Guo Jiakun menyampaikan pernyataan itu dalam konferensi pers harian di Beijing sebagai tanggapan atas pertanyaan tentang protes baru-baru ini oleh puluhan ribu warga Jepang terhadap upaya pemerintah Jepang untuk merevisi Konstitusi pasifis negara tersebut.

"Kami juga mencatat bahwa dorongan Jepang untuk revisi konstitusi semakin dipertanyakan dan ditolak di Jepang sendiri serta negara-negara tetangga di Asia dan dunia yang lebih luas. Militeris Jepang tidak hanya melakukan kekejaman terhadap rakyat di Tiongkok dan negara-negara lain di Asia, tetapi juga membawa penderitaan yang mendalam bagi rakyat Jepang. Revisi konstitusi Jepang menyangkut tatanan internasional pascaperang dan ke mana Jepang akan menuju, dan telah dipantau secara ketat oleh komunitas internasional dan negara-negara tetangga di Asia," ujar Guo.

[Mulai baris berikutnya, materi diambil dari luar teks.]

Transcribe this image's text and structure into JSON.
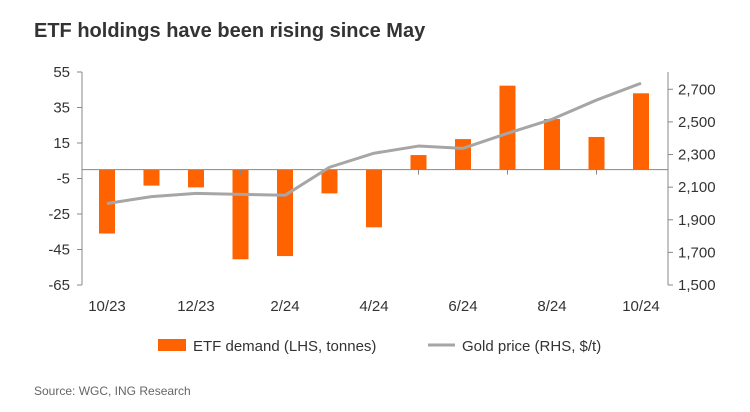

"Namun, sejauh ini, pihak Jepang gagal merefleksikan secara menyeluruh sejarah agresinya. Beberapa kekuatan di negara itu bahkan mencoba menutupi dan membersihkan kejahatan yang dilakukan selama agresi, dan mendorong percepatan remiliterisasi Jepang, yang menyebabkan penyebaran neo-militerisme yang merajalela dan berbahaya di negara itu serta mengancam perdamaian dan stabilitas regional. Masyarakat internasional perlu waspada terhadap hal ini," katanya.

"Mencegah kebangkitan militerisme adalah kewajiban Jepang dan tekad teguh masyarakat internasional, termasuk Tiongkok. Kami mendesak Jepang untuk mengambil pelajaran dari sejarah, mematuhi komitmen internasionalnya, dan tetap berkomitmen pada jalan pembangunan damai," kata Jubir tersebut.